19.04.2021

Material and Experiment: Gonzalez Haase on the Innovative Potential of Architecture

Foto: Sonja Leif

Gonzalez Haase are known for their tailor-made and spatially complex staging. On the occasion of DETAIL's 60th anniversary, they reveal to us why the innovative use of materials is timeless and without alternatives.

What is the legacy of 1960s architecture?
Judith Haase
: For example the Case Study Houses which have a huge impact on our work.

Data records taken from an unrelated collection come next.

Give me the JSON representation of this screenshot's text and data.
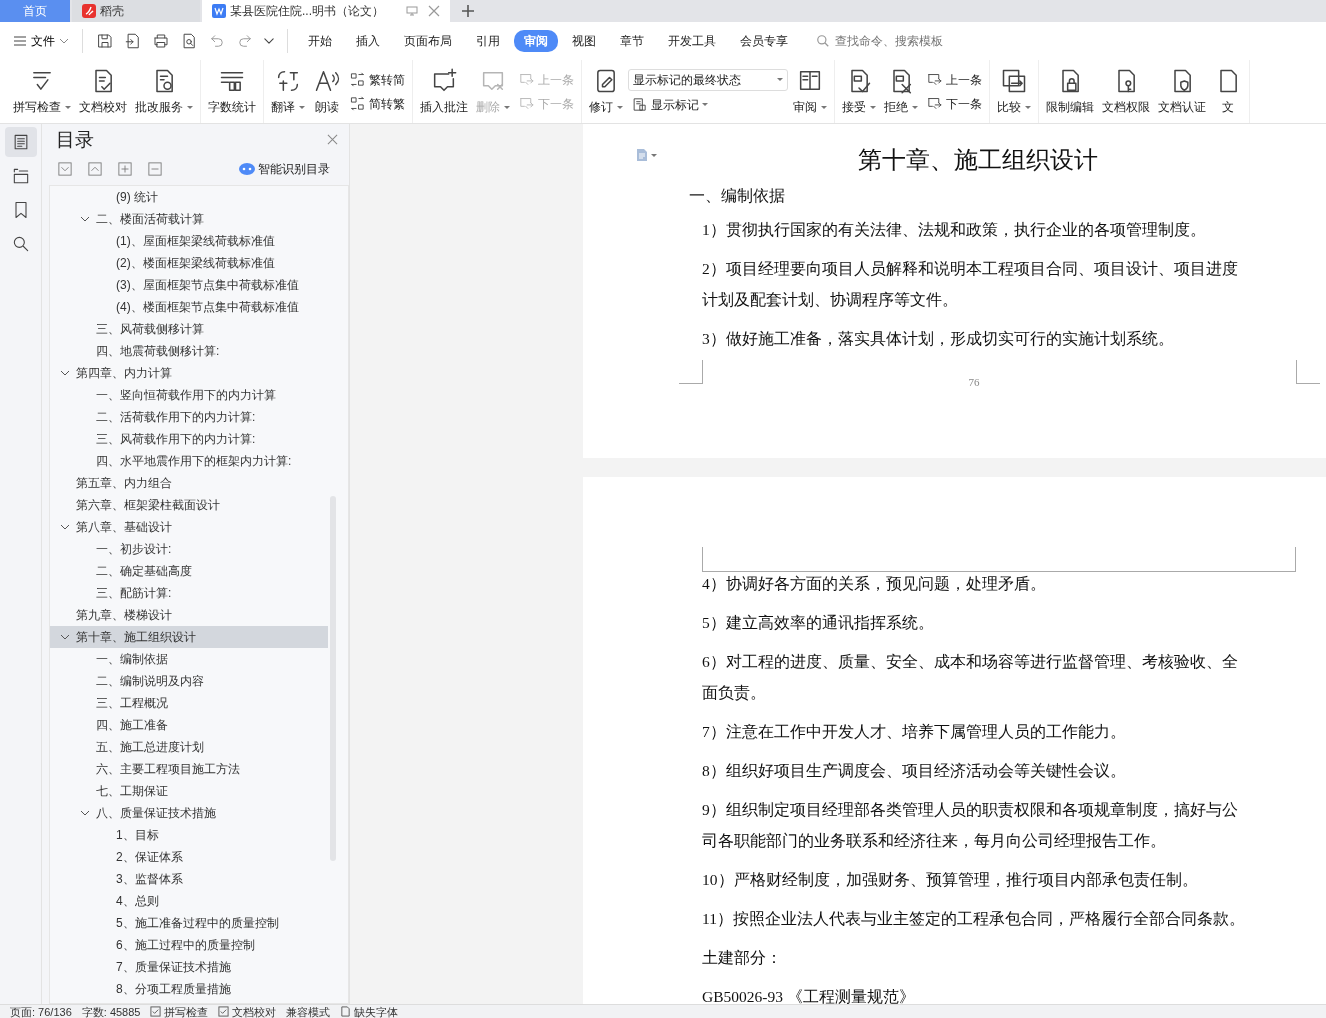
{
  "tabs": [
    {
      "label": "首页",
      "kind": "home",
      "selected": false
    },
    {
      "label": "稻壳",
      "kind": "app",
      "selected": false
    },
    {
      "label": "某县医院住院...明书（论文）",
      "kind": "doc",
      "selected": true
    }
  ],
  "file_menu": "文件",
  "ribbon_tabs": [
    {
      "label": "开始",
      "selected": false
    },
    {
      "label": "插入",
      "selected": false
    },
    {
      "label": "页面布局",
      "selected": false
    },
    {
      "label": "引用",
      "selected": false
    },
    {
      "label": "审阅",
      "selected": true
    },
    {
      "label": "视图",
      "selected": false
    },
    {
      "label": "章节",
      "selected": false
    },
    {
      "label": "开发工具",
      "selected": false
    },
    {
      "label": "会员专享",
      "selected": false
    }
  ],
  "search": {
    "placeholder": "查找命令、搜索模板"
  },
  "ribbon_groups": [
    {
      "columns": [
        [
          {
            "label": "拼写检查",
            "kind": "large",
            "dropdown": true,
            "disabled": false
          }
        ],
        [
          {
            "label": "文档校对",
            "kind": "large",
            "dropdown": false,
            "disabled": false
          }
        ],
        [
          {
            "label": "批改服务",
            "kind": "large",
            "dropdown": true,
            "disabled": false
          }
        ]
      ]
    },
    {
      "columns": [
        [
          {
            "label": "字数统计",
            "kind": "large",
            "dropdown": false,
            "disabled": false
          }
        ]
      ]
    },
    {
      "columns": [
        [
          {
            "label": "翻译",
            "kind": "large",
            "dropdown": true,
            "disabled": false
          }
        ],
        [
          {
            "label": "朗读",
            "kind": "large",
            "dropdown": false,
            "disabled": false
          }
        ],
        [
          {
            "label": "繁转简",
            "kind": "small",
            "dropdown": false,
            "disabled": false
          },
          {
            "label": "简转繁",
            "kind": "small",
            "dropdown": false,
            "disabled": false
          }
        ]
      ]
    },
    {
      "columns": [
        [
          {
            "label": "插入批注",
            "kind": "large",
            "dropdown": false,
            "disabled": false
          }
        ],
        [
          {
            "label": "删除",
            "kind": "large",
            "dropdown": true,
            "disabled": true
          }
        ],
        [
          {
            "label": "上一条",
            "kind": "small",
            "dropdown": false,
            "disabled": true
          },
          {
            "label": "下一条",
            "kind": "small",
            "dropdown": false,
            "disabled": true
          }
        ]
      ]
    },
    {
      "columns": [
        [
          {
            "label": "修订",
            "kind": "large",
            "dropdown": true,
            "disabled": false
          }
        ],
        [
          {
            "label": "显示标记的最终状态",
            "kind": "select",
            "dropdown": true,
            "disabled": false
          },
          {
            "label": "显示标记",
            "kind": "small",
            "dropdown": true,
            "disabled": false
          }
        ],
        [
          {
            "label": "审阅",
            "kind": "large",
            "dropdown": true,
            "disabled": false
          }
        ]
      ]
    },
    {
      "columns": [
        [
          {
            "label": "接受",
            "kind": "large",
            "dropdown": true,
            "disabled": false
          }
        ],
        [
          {
            "label": "拒绝",
            "kind": "large",
            "dropdown": true,
            "disabled": false
          }
        ],
        [
          {
            "label": "上一条",
            "kind": "small",
            "dropdown": false,
            "disabled": false
          },
          {
            "label": "下一条",
            "kind": "small",
            "dropdown": false,
            "disabled": false
          }
        ]
      ]
    },
    {
      "columns": [
        [
          {
            "label": "比较",
            "kind": "large",
            "dropdown": true,
            "disabled": false
          }
        ]
      ]
    },
    {
      "columns": [
        [
          {
            "label": "限制编辑",
            "kind": "large",
            "dropdown": false,
            "disabled": false
          }
        ],
        [
          {
            "label": "文档权限",
            "kind": "large",
            "dropdown": false,
            "disabled": false
          }
        ],
        [
          {
            "label": "文档认证",
            "kind": "large",
            "dropdown": false,
            "disabled": false
          }
        ],
        [
          {
            "label": "文",
            "kind": "large",
            "dropdown": false,
            "disabled": false
          }
        ]
      ]
    }
  ],
  "sidebar": {
    "title": "目录",
    "smart_toc": "智能识别目录",
    "toc": [
      {
        "children": [
          {
            "children": [
              {
                "label": "(9) 统计",
                "selected": false
              }
            ]
          },
          {
            "label": "二、楼面活荷载计算",
            "expanded": true,
            "selected": false,
            "children": [
              {
                "label": "(1)、屋面框架梁线荷载标准值",
                "selected": false
              },
              {
                "label": "(2)、楼面框架梁线荷载标准值",
                "selected": false
              },
              {
                "label": "(3)、屋面框架节点集中荷载标准值",
                "selected": false
              },
              {
                "label": "(4)、楼面框架节点集中荷载标准值",
                "selected": false
              }
            ]
          },
          {
            "label": "三、风荷载侧移计算",
            "selected": false
          },
          {
            "label": "四、地震荷载侧移计算:",
            "selected": false
          }
        ]
      },
      {
        "label": "第四章、内力计算",
        "expanded": true,
        "selected": false,
        "children": [
          {
            "label": "一、竖向恒荷载作用下的内力计算",
            "selected": false
          },
          {
            "label": "二、活荷载作用下的内力计算:",
            "selected": false
          },
          {
            "label": "三、风荷载作用下的内力计算:",
            "selected": false
          },
          {
            "label": "四、水平地震作用下的框架内力计算:",
            "selected": false
          }
        ]
      },
      {
        "label": "第五章、内力组合",
        "selected": false
      },
      {
        "label": "第六章、框架梁柱截面设计",
        "selected": false
      },
      {
        "label": "第八章、基础设计",
        "expanded": true,
        "selected": false,
        "children": [
          {
            "label": "一、初步设计:",
            "selected": false
          },
          {
            "label": "二、确定基础高度",
            "selected": false
          },
          {
            "label": "三、配筋计算:",
            "selected": false
          }
        ]
      },
      {
        "label": "第九章、楼梯设计",
        "selected": false
      },
      {
        "label": "第十章、施工组织设计",
        "expanded": true,
        "selected": true,
        "children": [
          {
            "label": "一、编制依据",
            "selected": false
          },
          {
            "label": "二、编制说明及内容",
            "selected": false
          },
          {
            "label": "三、工程概况",
            "selected": false
          },
          {
            "label": "四、施工准备",
            "selected": false
          },
          {
            "label": "五、施工总进度计划",
            "selected": false
          },
          {
            "label": "六、主要工程项目施工方法",
            "selected": false
          },
          {
            "label": "七、工期保证",
            "selected": false
          },
          {
            "label": "八、质量保证技术措施",
            "expanded": true,
            "selected": false,
            "children": [
              {
                "label": "1、目标",
                "selected": false
              },
              {
                "label": "2、保证体系",
                "selected": false
              },
              {
                "label": "3、监督体系",
                "selected": false
              },
              {
                "label": "4、总则",
                "selected": false
              },
              {
                "label": "5、施工准备过程中的质量控制",
                "selected": false
              },
              {
                "label": "6、施工过程中的质量控制",
                "selected": false
              },
              {
                "label": "7、质量保证技术措施",
                "selected": false
              },
              {
                "label": "8、分项工程质量措施",
                "selected": false
              }
            ]
          }
        ]
      }
    ]
  },
  "document": {
    "pages": [
      {
        "blocks": [
          {
            "kind": "heading",
            "text": "第十章、施工组织设计"
          },
          {
            "kind": "section",
            "text": "一、编制依据"
          },
          {
            "kind": "para",
            "text": "1）贯彻执行国家的有关法律、法规和政策，执行企业的各项管理制度。"
          },
          {
            "kind": "para",
            "text": "2）项目经理要向项目人员解释和说明本工程项目合同、项目设计、项目进度计划及配套计划、协调程序等文件。"
          },
          {
            "kind": "para",
            "text": "3）做好施工准备，落实具体计划，形成切实可行的实施计划系统。"
          }
        ],
        "page_number": "76"
      },
      {
        "blocks": [
          {
            "kind": "para",
            "text": "4）协调好各方面的关系，预见问题，处理矛盾。"
          },
          {
            "kind": "para",
            "text": "5）建立高效率的通讯指挥系统。"
          },
          {
            "kind": "para",
            "text": "6）对工程的进度、质量、安全、成本和场容等进行监督管理、考核验收、全面负责。"
          },
          {
            "kind": "para",
            "text": "7）注意在工作中开发人才、培养下属管理人员的工作能力。"
          },
          {
            "kind": "para",
            "text": "8）组织好项目生产调度会、项目经济活动会等关键性会议。"
          },
          {
            "kind": "para",
            "text": "9）组织制定项目经理部各类管理人员的职责权限和各项规章制度，搞好与公司各职能部门的业务联系和经济往来，每月向公司经理报告工作。"
          },
          {
            "kind": "para",
            "text": "10）严格财经制度，加强财务、预算管理，推行项目内部承包责任制。"
          },
          {
            "kind": "para",
            "text": "11）按照企业法人代表与业主签定的工程承包合同，严格履行全部合同条款。"
          },
          {
            "kind": "para",
            "text": "土建部分："
          },
          {
            "kind": "para",
            "text": "GB50026-93    《工程测量规范》"
          }
        ]
      }
    ]
  },
  "status_bar": [
    {
      "label": "页面: 76/136",
      "kind": "text"
    },
    {
      "label": "字数: 45885",
      "kind": "text"
    },
    {
      "label": "拼写检查",
      "kind": "check"
    },
    {
      "label": "文档校对",
      "kind": "check"
    },
    {
      "label": "兼容模式",
      "kind": "text"
    },
    {
      "label": "缺失字体",
      "kind": "doc"
    }
  ]
}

The Case Study Houses were experiments in American residential architecture sponsored by Arts & Architecture Magazine from 1945 until 1966. They commissioned major architects such as Richard Neutra, Charles and Ray Eames, Pierre Koenig, Eero Saarinen and many more to design and build inexpensive and efficient model homes for the United States residential housing boom caused by the end of World War II.
Pierre Jorge Gonzalez: Some late projects made for example by Pierre Koenig are really interesting to us, showing how materials can be assembled – one on top of the other and then placed directly in the landscape.

When did you first encounter Detail?
JH
: During my architecture studies at the UdK (Berlin University of the Arts) I went almost every day to the Bücherbogen at Savignyplatz and I looked through the Detail Magazine and sometimes I bought one. The details in 1:20 fascinated me a lot and I soaked them up "like a sponge" to learn.
PJG: I remember seeing this magazine when I was still living in France and was intrigued by the clear technical drawings.

Where do you see architecture 60 years from now?
JH
: The climate change is the big challenge. New materials and new technologies will be developed and we will have to use them to start an intense reinventing process of how we build. Using natural and recycled materials will create a new architecture. This has already started and it will be an exciting task for us architects to completely rethink our profession and training as an architect.
PJG: Not only architects and designers have to redefine architecture. I would like politics to take the right steps here too. This will then force companies not only to talk about ecological actions, but to invest in technologies the designers can work with. It's not just us.

AAS Gonzalez Haase is a Berlin-based studio with principal practices in architecture, scenography and lighting ­– founded by Pierre Jorge Gonzalez and Judith Haase in 1999. Early work with Richard Gluckman and Robert Wilson for the Watermill Center in New York became the first of many highly regarded projects with contemporary artists, curators and collectors. Keeping the interplay between light and architecture at the forefront of their designs, AAS have gained a noted reputation for their spatial concepts. Their work includes major artwork installations, luxury retail interiors, residential extensions, and conversions for industrial and art-related spaces.